I had to decide, on the spot, if I would continue my habit of full disclosure about our daily goings-on, or whether I should tamp down unnecessary worry about our safety by omitting a few details here and there. I chose the latter approach. I hated the idea of locking myself in our home 24/7. Mind you, I felt my actions were justified. I limited my outings to Oliver’s weekly “seniors’ day” and abided by the health protocols, including wearing masks, social distancing, and liberally spraying hand sanitizer. But I drew the line at wiping down grocery bags and stashing Amazon boxes outside for a couple of days before opening them. Sometimes I found myself confounded by my own choices, unable to convince myself they made sense.
By July, we had settled into our new life routines fairly well. Except, that is, for a brief flurry of Marco Polo communications with one of our young families—the one with four young children whom we hadn’t seen in five months, except for a short visit staged in their backyard where the six of them sat lined up in folding chairs across the patio from the two of us, the children smiling and waving gamely at us while fidgeting in their seats. It felt awful despite their best efforts to welcome us.
I felt conflicted. Was it better to see our grandchildren and their parents in this stilted setting than not at all? Or, did we need to create a new protocol that somehow allowed closer contact? Out of desperation, I broached the subject via a short video, asking for our children’s help. After a few tense hours, I got the thoughtful response I was hoping for. We agreed to exchange visits similar to the “pods” they had formed with close friends, whose outside contact was strictly limited. We deemed it worth the calculated risk.

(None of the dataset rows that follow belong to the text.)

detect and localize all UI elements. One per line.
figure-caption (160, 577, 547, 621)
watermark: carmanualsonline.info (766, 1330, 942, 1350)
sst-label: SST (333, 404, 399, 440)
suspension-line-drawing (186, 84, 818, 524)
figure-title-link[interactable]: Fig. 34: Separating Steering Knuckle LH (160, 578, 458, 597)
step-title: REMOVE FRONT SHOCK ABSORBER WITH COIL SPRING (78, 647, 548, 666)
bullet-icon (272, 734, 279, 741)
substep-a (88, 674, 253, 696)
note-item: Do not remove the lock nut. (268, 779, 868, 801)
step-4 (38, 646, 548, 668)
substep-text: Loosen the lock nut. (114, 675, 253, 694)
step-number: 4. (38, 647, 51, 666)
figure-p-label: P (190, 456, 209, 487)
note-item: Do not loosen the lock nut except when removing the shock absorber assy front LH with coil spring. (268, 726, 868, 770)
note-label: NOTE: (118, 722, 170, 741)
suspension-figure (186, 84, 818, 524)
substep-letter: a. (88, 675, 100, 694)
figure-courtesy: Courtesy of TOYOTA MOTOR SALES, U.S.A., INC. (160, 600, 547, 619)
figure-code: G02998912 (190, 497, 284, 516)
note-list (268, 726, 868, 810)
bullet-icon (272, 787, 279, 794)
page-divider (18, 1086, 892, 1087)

Late August, five days after Bob’s knee replacement surgery, our daughter Carly and her two young sons moved in with us for a planned five-week stay while her husband was sequestered at a Pacific Gas and Electric Company special operations center. The goal was a worthy one: the power company had identified a select cohort of employees who would remain COVID-free by remaining in isolation during California’s dangerous wildfire season. Carly’s stay coincided with extreme heat and poor air quality, confining one-year-old Thorin and four-year-old Ronin indoors much of the time.
Faced with these new circumstances, I contacted my developmental editor to request a hiatus from novel-writing until life returned to a semblance of normalcy. Her supportive response felt like a gift, allowing me to focus on critical family needs and to enjoy this unexpected time with my daughter and grandsons. Fortunately, everyone emerged in reasonably good spirits as Bob and I made plans for a two-week road trip to Colorado, New Mexico, and Arizona.
Getting on the road on the tenth of October felt exhilarating. We travelled in a little bubble, escapees from wildfire evacuations, smoke-filled air, and the humdrum of new and changing COVID restrictions on a daily basis. Driving east over the Sierras on I-80, I relived many trips over Donner Pass, savoring the spectacular granite outcroppings and the Truckee River flowing past Reno into the Humboldt Sink in the Nevada desert. These unchanging elements of the expansive western landscape nudged my spirit toward renewal. In subsequent days, I found myself pondering the beauty of the snow-dusted Ruby Mountains near Elko and the indefatigable Colorado Rockies that already showed signs of renewal from wildfire damage sustained only weeks before.
Eight months into the COVID era, I came upon a New York Times interview with Louise Gluck, winner of the 2020 Nobel Prize in Literature. Gluck’s simple statement about how she dealt with the year’s difficult challenges resonated with me, “The hope is that if you live through it, there will be art on the other side.” Her words are now my guiding principle for renewal of my creative spirit through this pandemic.